Oceanography satellite ends 11-year mission

Artist’s concept of the Jason 2 spacecraft in orbit. Credit: NASA/JPL-Caltech

A joint U.S.-European satellite mission that measured rising sea levels for 11 years is ending due to the deteriorating condition of the spacecraft’s power system, officials said Friday.

The Jason 2 satellite was designed to operate for three to five years, but it outlived its design life and continued collecting precise sea level measurements through the launch of a replacement spacecraft — Jason 3 — in January 2016.

During its 11-year mission, Jason 2 charted nearly 2 inches (5 centimeters) of global sea level rise, an observation scientists attribute to a rise in average global temperatures.

“Today we celebrate the end of this resoundingly successful international mission,” said Thomas Zurbuchen, associate administrator of the NASA science mission directorate. “Jason-2/OSTM has provided unique insight into ocean currents and sea level rise with tangible benefits to marine forecasting, meteorology and our understanding of climate change.”

Ground teams noticed signs of aging from the Jason 2 satellite in 2017, and officials ordered controllers at NOAA’s satellite operations center in Maryland to command the spacecraft to move out of its original 830-mile-high (1,336-kilometer) science orbit to a slightly lower altitude away from other operational missions.

Jason 2 also depleted excess propellant reserves in 2017, but the satellite continued collecting scientific data. The lower orbit meant Jason 2’s measurements of the same location on the ocean were less frequent, but the resolution of the data improved, allowing scientists to conduct marine gravity studies and map seafloor topography, officials said.

The Jason 2 satellite, also called the Ocean Surface Topography Mission, launched June 20 aboard a United Launch Alliance Delta 2 rocket from Vandenberg Air Force Base, California.

Jason 2 was a joint mission developed and funded by NASA, NOAA, the French space agency CNES, and Eumetsat, which owns and operates European weather satellites.

Global sea level has shown a steady rise since the early 1990s as measured by Jason 2/OSTM, its predecessor missions, and Jason 3. Credit: NASA/JPL-Caltech

Issues with Jason 2’s power system in recent weeks prompted mission managers to “passivate” the spacecraft and end the mission in order reduce the risk of the satellite becoming a source of space junk. Jason 2 ended scientific observations Oct. 1, and the satellite will be decommissioned Oct. 10, officials said in a statement.

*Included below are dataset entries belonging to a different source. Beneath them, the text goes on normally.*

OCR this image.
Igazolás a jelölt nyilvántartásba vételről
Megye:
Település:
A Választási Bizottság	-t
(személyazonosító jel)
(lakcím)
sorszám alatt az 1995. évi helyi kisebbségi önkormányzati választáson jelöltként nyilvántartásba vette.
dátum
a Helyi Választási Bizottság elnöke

“With the recent degradation of the spacecraft’s power system, mission partners decided to end the mission to decrease risks to other satellites and future altimetry missions, and to comply with French space law,” the mission partners said in a statement.

The mission cost $432 million in 2008 economic conditions. About 60 percent of the funding came from Europe for construction of the satellite and its primary radar instrument, and 40 percent came the U.S. government to pay for Jason 2’s launch on a Delta 2 rocket, a part of the satellite’s science payload, and mission operations.

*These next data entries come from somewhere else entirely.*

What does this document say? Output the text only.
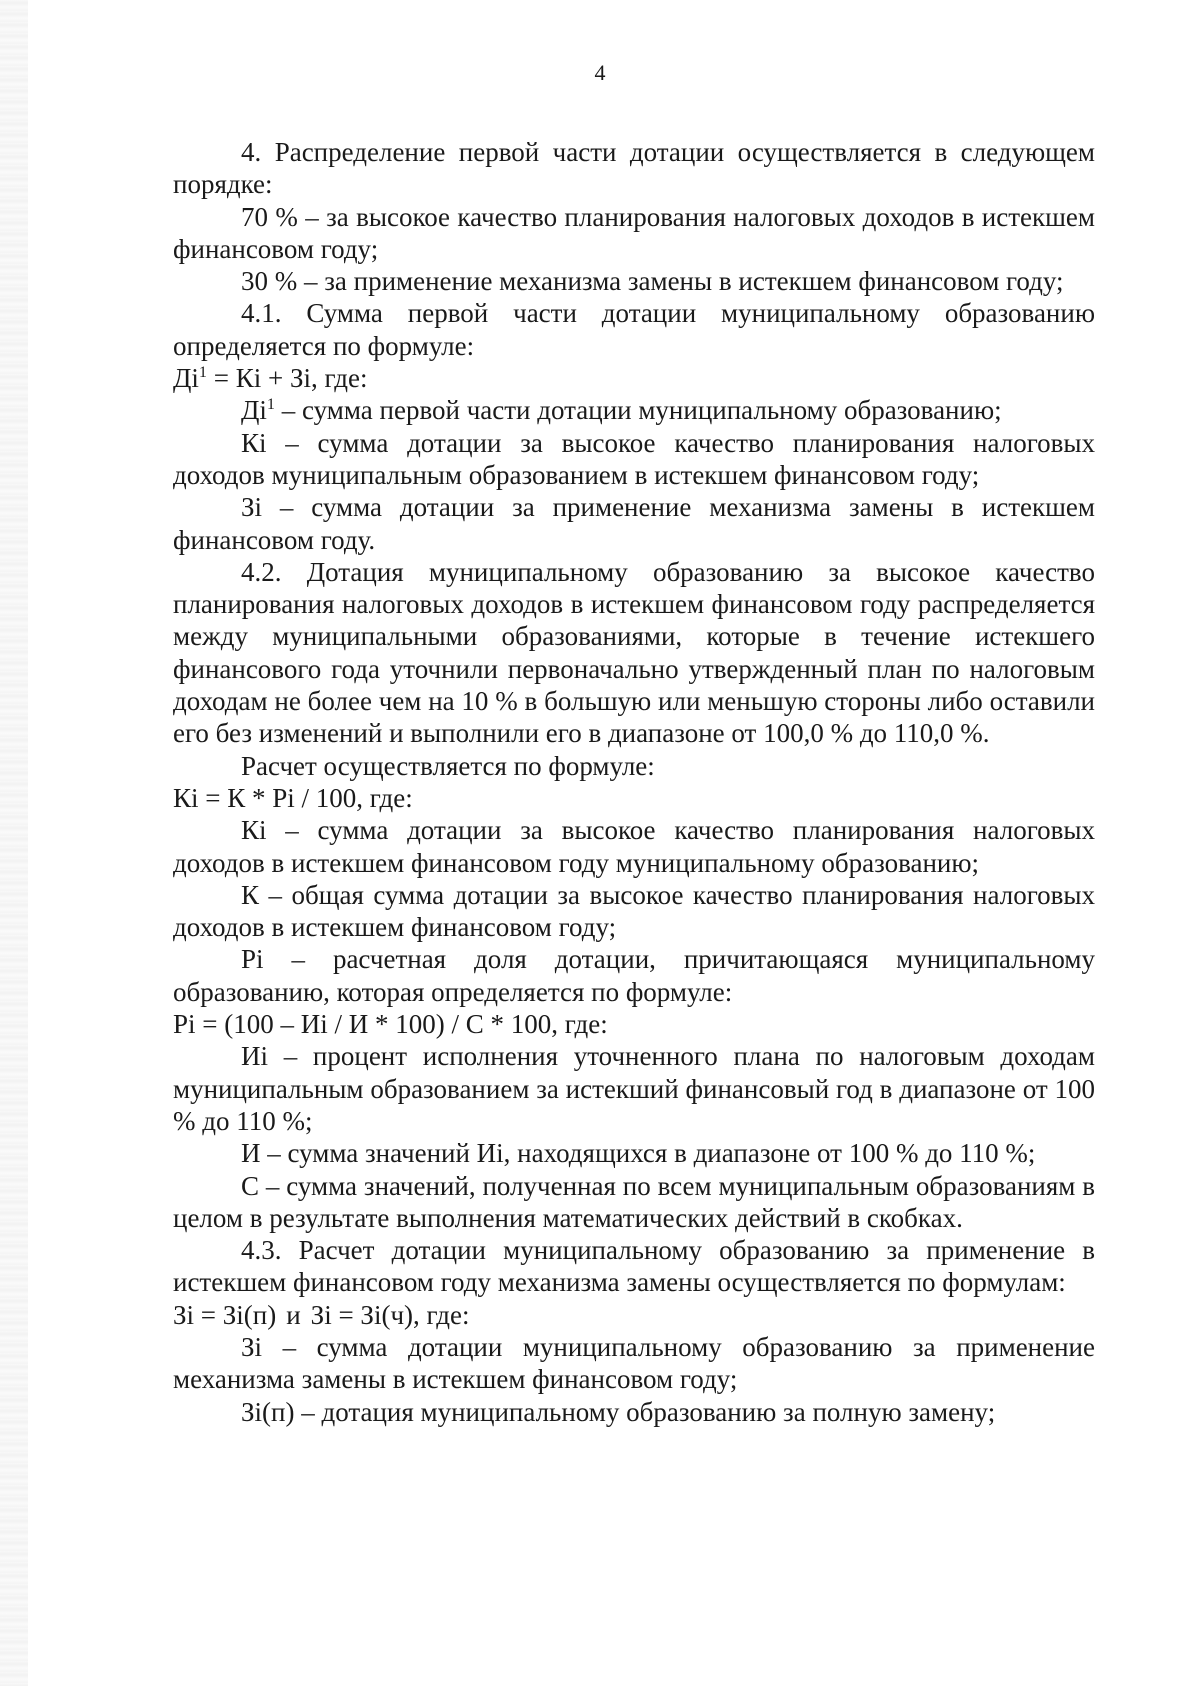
4

4. Распределение первой части дотации осуществляется в следующем порядке:

70 % – за высокое качество планирования налоговых доходов в истекшем финансовом году;

30 % – за применение механизма замены в истекшем финансовом году;

4.1. Сумма первой части дотации муниципальному образованию определяется по формуле:

$Дi^1$ = Кi + Зi, где:

$Дi^1$ – сумма первой части дотации муниципальному образованию;

Кi – сумма дотации за высокое качество планирования налоговых доходов муниципальным образованием в истекшем финансовом году;

Зi – сумма дотации за применение механизма замены в истекшем финансовом году.

4.2. Дотация муниципальному образованию за высокое качество планирования налоговых доходов в истекшем финансовом году распределяется между муниципальными образованиями, которые в течение истекшего финансового года уточнили первоначально утвержденный план по налоговым доходам не более чем на 10 % в большую или меньшую стороны либо оставили его без изменений и выполнили его в диапазоне от 100,0 % до 110,0 %.

Расчет осуществляется по формуле:

Кi = К * Pi / 100, где:

Кi – сумма дотации за высокое качество планирования налоговых доходов в истекшем финансовом году муниципальному образованию;

К – общая сумма дотации за высокое качество планирования налоговых доходов в истекшем финансовом году;

Pi – расчетная доля дотации, причитающаяся муниципальному образованию, которая определяется по формуле:

Pi = (100 – Иi / И * 100) / С * 100, где:

Иi – процент исполнения уточненного плана по налоговым доходам муниципальным образованием за истекший финансовый год в диапазоне от 100 % до 110 %;

И – сумма значений Иi, находящихся в диапазоне от 100 % до 110 %;

С – сумма значений, полученная по всем муниципальным образованиям в целом в результате выполнения математических действий в скобках.

4.3. Расчет дотации муниципальному образованию за применение в истекшем финансовом году механизма замены осуществляется по формулам:

Зi = Зi(п) и Зi = Зi(ч), где:

Зi – сумма дотации муниципальному образованию за применение механизма замены в истекшем финансовом году;

Зi(п) – дотация муниципальному образованию за полную замену;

“Jason-2/OSTM was a high point of operational satellite oceanography as the first Jason mission to formally include Eumetsat and NOAA as partners,” said Steve Volz, assistant administrator of NOAA’s satellite and information service. “During its 11-year run, Jason-2/OSTM helped improve NOAA’s hurricane intensity forecasts and provided important observations of marine winds and waves and in doing so has anchored these essential ocean altimetry observations in NOAA’s operational observing system requirements.”

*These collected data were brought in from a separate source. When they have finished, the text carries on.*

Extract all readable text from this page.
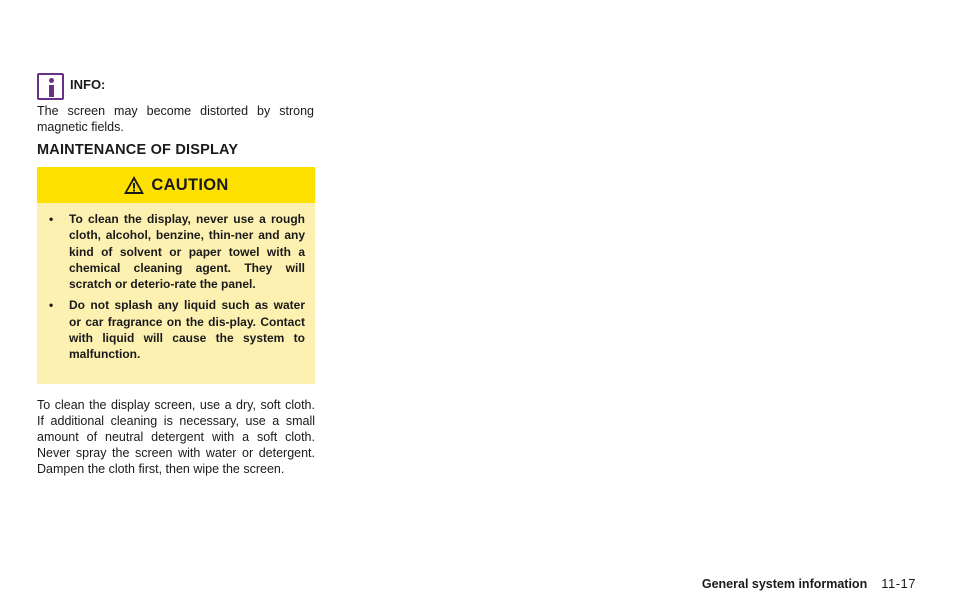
INFO:
The screen may become distorted by strong magnetic fields.
MAINTENANCE OF DISPLAY
CAUTION
•	To clean the display, never use a rough cloth, alcohol, benzine, thin-ner and any kind of solvent or paper towel with a chemical cleaning agent. They will scratch or deterio-rate the panel.
•	Do not splash any liquid such as water or car fragrance on the dis-play. Contact with liquid will cause the system to malfunction.
To clean the display screen, use a dry, soft cloth. If additional cleaning is necessary, use a small amount of neutral detergent with a soft cloth. Never spray the screen with water or detergent. Dampen the cloth first, then wipe the screen.
General system information 11-17
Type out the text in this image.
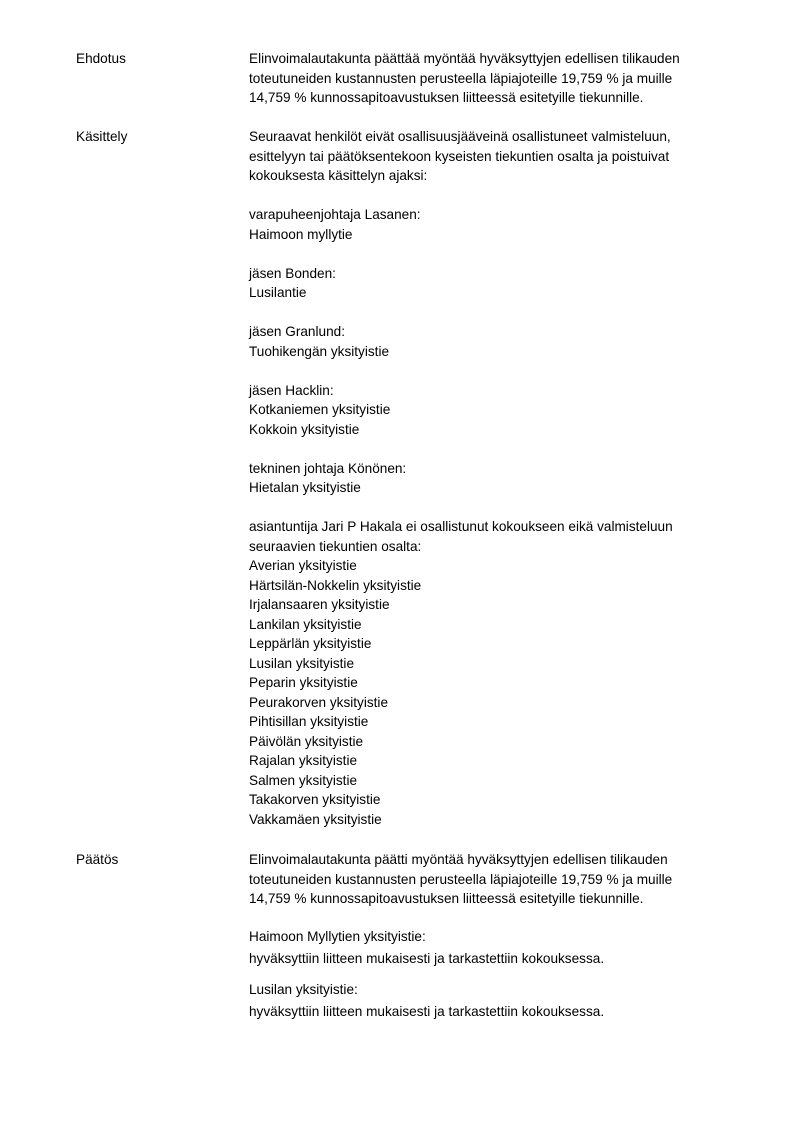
Ehdotus	Elinvoimalautakunta päättää myöntää hyväksyttyjen edellisen tilikauden
toteutuneiden kustannusten perusteella läpiajoteille 19,759 % ja muille
14,759 % kunnossapitoavustuksen liitteessä esitetyille tiekunnille.
Käsittely	Seuraavat henkilöt eivät osallisuusjääveinä osallistuneet valmisteluun,
esittelyyn tai päätöksentekoon kyseisten tiekuntien osalta ja poistuivat
kokouksesta käsittelyn ajaksi:
varapuheenjohtaja Lasanen:
Haimoon myllytie
jäsen Bonden:
Lusilantie
jäsen Granlund:
Tuohikengän yksityistie
jäsen Hacklin:
Kotkaniemen yksityistie
Kokkoin yksityistie
tekninen johtaja Könönen:
Hietalan yksityistie
asiantuntija Jari P Hakala ei osallistunut kokoukseen eikä valmisteluun
seuraavien tiekuntien osalta:
Averian yksityistie
Härtsilän-Nokkelin yksityistie
Irjalansaaren yksityistie
Lankilan yksityistie
Leppärlän yksityistie
Lusilan yksityistie
Peparin yksityistie
Peurakorven yksityistie
Pihtisillan yksityistie
Päivölän yksityistie
Rajalan yksityistie
Salmen yksityistie
Takakorven yksityistie
Vakkamäen yksityistie
Päätös	Elinvoimalautakunta päätti myöntää hyväksyttyjen edellisen tilikauden
toteutuneiden kustannusten perusteella läpiajoteille 19,759 % ja muille
14,759 % kunnossapitoavustuksen liitteessä esitetyille tiekunnille.
Haimoon Myllytien yksityistie:
hyväksyttiin liitteen mukaisesti ja tarkastettiin kokouksessa.
Lusilan yksityistie:
hyväksyttiin liitteen mukaisesti ja tarkastettiin kokouksessa.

During its mission, Jason 2’s Poseidon 3 instrument bounced radar beams off the ocean surface and measured the precise distance by determining the time it took for the reflected radio waves to be received by a sensor on the spacecraft.

Jason 2 was the third in a series of satellite missions developed by French and U.S. science agencies. The Topex/Poseidon spacecraft launched in 1996 and ceased observations in 2005. Jason 1 launched in 2001, and ground controllers lost contact with it in 2013 after it suffered a transmitter failure.

“Not only did Jason 2 extend the precise climate record established by Topex/Poseidon and continued by Jason 1, it also made invaluable observations for small to medium-scale ocean studies in its second, interleaved orbit,” said Jean-Yves Le Gall, president of CNES. “Even when moved to the ‘graveyard’ orbit, Jason-2 continued to make unprecedented new observations of the Earth’s gravity field, with precise measurements right until the end.”

The Sentinel 6A satellite, a replacement for the still-operating Jason 3 mission, is being tested in Europe in preparation for launch in November 2020 from Vandenberg Air Force Base aboard a SpaceX Falcon 9 rocket.